However, Stilwell was no longer in Burma. In fact, he wasn’t even in-theater anymore. His ongoing battles with Chinese leader Chiang Kai-shek had gotten to the point that President Roosevelt had to do something or risk losing his ally in China. So as a diplomatic move, he recalled Stilwell in October of 1944.
But Vinegar Joe probably chuckled out the trip’s outcome.
A week into it, Pick’s “First Convoy” was forced to halt while the area ahead was cleared of the remnants of the Japanese army. In the meantime, a much smaller convoy (just a couple of cargo trucks and a tow truck) had used part of the old Marco Polo Trail from Myitkyina and reached Kunming on January 22nd. Immediately the “yeah, but’s” began in full force. Lt. Hugh Pock’s little convoy hadn’t actually used the Ledo Road. It didn’t follow the Burma Road in China. The convoy, while carrying supplies, had no Lend-Lease provisions. The arguing went back and forth. Even with Stilwell gone, the same song and dance continued, just as it had for nearly 4 years.

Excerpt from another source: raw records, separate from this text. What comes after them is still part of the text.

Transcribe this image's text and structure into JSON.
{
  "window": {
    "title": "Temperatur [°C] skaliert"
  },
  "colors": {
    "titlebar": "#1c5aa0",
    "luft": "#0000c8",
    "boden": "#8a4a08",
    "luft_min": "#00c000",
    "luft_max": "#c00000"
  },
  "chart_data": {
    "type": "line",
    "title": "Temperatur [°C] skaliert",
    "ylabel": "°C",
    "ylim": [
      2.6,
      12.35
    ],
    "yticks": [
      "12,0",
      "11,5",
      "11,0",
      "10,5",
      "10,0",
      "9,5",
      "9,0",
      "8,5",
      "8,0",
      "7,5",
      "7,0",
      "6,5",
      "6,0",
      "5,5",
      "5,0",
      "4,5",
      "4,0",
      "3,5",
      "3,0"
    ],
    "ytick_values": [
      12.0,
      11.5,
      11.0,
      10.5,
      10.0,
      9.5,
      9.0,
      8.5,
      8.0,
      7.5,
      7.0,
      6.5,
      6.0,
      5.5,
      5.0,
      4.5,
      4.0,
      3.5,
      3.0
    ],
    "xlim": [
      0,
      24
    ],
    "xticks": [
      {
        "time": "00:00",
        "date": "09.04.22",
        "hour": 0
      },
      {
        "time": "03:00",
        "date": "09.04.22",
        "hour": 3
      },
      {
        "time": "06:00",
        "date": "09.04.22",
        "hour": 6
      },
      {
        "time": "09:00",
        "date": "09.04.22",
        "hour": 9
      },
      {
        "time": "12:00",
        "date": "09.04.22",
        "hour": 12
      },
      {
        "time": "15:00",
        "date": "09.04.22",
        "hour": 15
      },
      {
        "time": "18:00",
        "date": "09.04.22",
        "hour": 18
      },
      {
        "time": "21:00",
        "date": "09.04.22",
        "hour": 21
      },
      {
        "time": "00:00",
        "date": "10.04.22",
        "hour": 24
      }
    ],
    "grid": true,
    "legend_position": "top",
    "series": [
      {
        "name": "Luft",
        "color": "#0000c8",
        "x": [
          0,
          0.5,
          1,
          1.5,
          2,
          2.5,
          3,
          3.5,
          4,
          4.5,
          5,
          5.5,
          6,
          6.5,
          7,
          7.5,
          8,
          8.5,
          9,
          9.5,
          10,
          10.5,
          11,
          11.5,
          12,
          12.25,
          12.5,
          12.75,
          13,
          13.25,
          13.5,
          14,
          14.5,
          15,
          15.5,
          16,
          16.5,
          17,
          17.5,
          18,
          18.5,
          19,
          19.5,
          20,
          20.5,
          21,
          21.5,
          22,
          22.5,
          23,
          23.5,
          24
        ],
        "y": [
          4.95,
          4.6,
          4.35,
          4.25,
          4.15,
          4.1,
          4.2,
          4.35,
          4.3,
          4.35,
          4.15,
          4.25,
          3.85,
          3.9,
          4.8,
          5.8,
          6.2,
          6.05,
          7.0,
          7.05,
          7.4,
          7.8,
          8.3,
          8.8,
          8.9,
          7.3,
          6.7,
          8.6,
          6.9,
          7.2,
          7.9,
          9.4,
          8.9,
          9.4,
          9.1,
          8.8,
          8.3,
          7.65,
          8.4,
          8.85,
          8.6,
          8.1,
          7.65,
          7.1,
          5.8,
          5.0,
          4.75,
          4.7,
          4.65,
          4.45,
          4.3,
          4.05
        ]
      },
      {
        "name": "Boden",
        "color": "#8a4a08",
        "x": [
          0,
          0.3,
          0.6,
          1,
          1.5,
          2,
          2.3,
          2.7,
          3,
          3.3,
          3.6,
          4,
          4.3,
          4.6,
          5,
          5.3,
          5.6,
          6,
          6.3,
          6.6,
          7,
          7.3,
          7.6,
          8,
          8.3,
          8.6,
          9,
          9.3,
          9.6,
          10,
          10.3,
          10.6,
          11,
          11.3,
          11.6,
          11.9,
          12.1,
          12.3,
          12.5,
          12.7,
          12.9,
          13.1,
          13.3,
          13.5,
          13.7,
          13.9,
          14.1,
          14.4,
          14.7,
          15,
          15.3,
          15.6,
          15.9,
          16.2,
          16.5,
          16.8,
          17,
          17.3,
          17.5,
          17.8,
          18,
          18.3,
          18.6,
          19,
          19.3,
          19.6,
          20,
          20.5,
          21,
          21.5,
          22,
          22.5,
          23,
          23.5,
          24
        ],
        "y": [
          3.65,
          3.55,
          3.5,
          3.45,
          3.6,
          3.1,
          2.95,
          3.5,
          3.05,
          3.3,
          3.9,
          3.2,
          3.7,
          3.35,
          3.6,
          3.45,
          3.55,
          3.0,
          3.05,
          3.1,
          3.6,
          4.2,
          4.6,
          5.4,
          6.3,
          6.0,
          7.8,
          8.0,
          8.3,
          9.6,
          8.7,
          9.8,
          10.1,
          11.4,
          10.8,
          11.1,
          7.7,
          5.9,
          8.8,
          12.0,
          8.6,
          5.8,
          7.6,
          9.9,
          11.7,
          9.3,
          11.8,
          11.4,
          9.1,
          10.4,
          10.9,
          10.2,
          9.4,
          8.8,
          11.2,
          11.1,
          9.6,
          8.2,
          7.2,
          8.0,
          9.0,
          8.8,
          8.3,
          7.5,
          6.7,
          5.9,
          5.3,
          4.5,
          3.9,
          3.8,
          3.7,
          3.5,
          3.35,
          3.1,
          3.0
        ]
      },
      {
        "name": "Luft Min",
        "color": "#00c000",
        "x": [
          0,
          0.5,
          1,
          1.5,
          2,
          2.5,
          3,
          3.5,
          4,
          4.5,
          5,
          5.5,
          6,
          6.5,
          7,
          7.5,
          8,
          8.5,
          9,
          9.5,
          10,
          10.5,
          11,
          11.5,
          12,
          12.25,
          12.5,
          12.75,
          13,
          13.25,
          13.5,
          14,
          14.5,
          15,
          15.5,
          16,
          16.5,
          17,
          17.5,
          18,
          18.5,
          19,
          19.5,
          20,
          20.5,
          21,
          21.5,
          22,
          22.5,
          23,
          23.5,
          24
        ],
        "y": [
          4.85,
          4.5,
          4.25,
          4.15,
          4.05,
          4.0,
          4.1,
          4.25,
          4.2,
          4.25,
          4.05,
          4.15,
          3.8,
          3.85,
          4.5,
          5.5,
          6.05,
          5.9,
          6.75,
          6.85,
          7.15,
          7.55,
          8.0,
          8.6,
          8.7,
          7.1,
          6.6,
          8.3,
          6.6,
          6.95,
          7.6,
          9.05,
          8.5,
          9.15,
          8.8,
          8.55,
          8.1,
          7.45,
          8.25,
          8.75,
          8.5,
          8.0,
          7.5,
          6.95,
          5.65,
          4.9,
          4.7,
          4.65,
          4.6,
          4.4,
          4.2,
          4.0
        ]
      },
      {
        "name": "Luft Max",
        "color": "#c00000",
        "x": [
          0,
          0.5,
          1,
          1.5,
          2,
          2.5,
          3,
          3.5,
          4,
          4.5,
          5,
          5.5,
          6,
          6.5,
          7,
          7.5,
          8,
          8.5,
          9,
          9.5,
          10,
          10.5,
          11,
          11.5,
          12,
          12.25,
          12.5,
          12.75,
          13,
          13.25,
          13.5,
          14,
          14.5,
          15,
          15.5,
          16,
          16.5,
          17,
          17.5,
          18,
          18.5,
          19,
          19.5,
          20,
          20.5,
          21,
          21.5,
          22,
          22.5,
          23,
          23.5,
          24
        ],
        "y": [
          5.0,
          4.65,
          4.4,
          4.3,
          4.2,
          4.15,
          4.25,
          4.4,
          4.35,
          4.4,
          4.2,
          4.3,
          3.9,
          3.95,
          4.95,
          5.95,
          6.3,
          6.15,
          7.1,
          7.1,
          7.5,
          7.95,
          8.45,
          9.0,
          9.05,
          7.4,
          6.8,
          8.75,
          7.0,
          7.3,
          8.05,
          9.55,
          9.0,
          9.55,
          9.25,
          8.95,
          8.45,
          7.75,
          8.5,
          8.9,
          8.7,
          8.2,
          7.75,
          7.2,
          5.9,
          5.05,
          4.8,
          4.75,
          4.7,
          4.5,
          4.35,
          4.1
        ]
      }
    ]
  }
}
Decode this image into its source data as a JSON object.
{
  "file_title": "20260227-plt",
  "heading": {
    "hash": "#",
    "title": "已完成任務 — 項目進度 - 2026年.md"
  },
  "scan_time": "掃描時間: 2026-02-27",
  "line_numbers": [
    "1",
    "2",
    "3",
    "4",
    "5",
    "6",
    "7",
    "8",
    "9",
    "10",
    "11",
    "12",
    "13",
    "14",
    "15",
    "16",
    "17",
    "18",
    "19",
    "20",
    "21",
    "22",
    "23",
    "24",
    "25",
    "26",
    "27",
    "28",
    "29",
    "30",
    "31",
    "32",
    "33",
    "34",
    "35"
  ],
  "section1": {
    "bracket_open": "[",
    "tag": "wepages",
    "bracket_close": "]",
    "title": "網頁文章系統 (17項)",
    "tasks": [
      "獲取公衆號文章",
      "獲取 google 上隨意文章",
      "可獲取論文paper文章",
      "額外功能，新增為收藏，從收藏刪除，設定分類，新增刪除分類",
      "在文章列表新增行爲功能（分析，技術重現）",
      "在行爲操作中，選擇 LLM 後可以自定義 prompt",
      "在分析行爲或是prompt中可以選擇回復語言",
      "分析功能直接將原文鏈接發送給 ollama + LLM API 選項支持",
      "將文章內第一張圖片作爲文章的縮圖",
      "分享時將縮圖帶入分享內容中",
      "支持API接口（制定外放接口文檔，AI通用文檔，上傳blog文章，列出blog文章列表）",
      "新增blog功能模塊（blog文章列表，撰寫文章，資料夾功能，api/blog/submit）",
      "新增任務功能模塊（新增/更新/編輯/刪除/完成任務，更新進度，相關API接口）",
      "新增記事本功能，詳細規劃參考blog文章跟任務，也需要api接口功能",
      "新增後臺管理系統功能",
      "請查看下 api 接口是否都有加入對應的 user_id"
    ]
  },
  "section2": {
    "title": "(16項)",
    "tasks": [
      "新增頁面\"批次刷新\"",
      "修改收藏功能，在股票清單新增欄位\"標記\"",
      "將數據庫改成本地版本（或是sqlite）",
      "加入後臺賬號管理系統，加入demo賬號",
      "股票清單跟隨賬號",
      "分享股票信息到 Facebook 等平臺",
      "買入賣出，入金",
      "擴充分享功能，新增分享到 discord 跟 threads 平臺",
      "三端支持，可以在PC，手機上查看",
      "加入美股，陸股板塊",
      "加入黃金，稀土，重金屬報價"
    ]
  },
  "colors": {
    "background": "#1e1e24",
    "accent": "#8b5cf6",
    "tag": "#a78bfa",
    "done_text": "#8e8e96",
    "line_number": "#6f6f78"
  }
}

But Pick’s large convoy eventually did get to move…only to be stopped again for three days for more mop-up work by the guys clearing the way ahead. And on January 28, 1945, General Lewis Pick arrived at the China-Burma border, finding a red ribbon stretched across it. With some degree of fanfare, he cut the ribbon. The Burma Road, which had been declared open just the day before, had now seen its first “official” convoy.
In some sense, it was a sad occasion as well. The efforts made to open the road to China and to keep her supplied (and thereby in the war against Japan) were largely negated by American successes in the Pacific campaign. The original plan of attacking Japan through China had already been superceded by the advances made on the far-flung islands well off China’s coasts. Webster writes that “the Burma Road had become obsolete even as it was being opened. The war had evolved past an overland supply route from India to China. Time had simply run out.”
Pick’s convoy continued the last half of its journey to Kunming, arriving there after another week of travel…and too late to make a noticeable difference.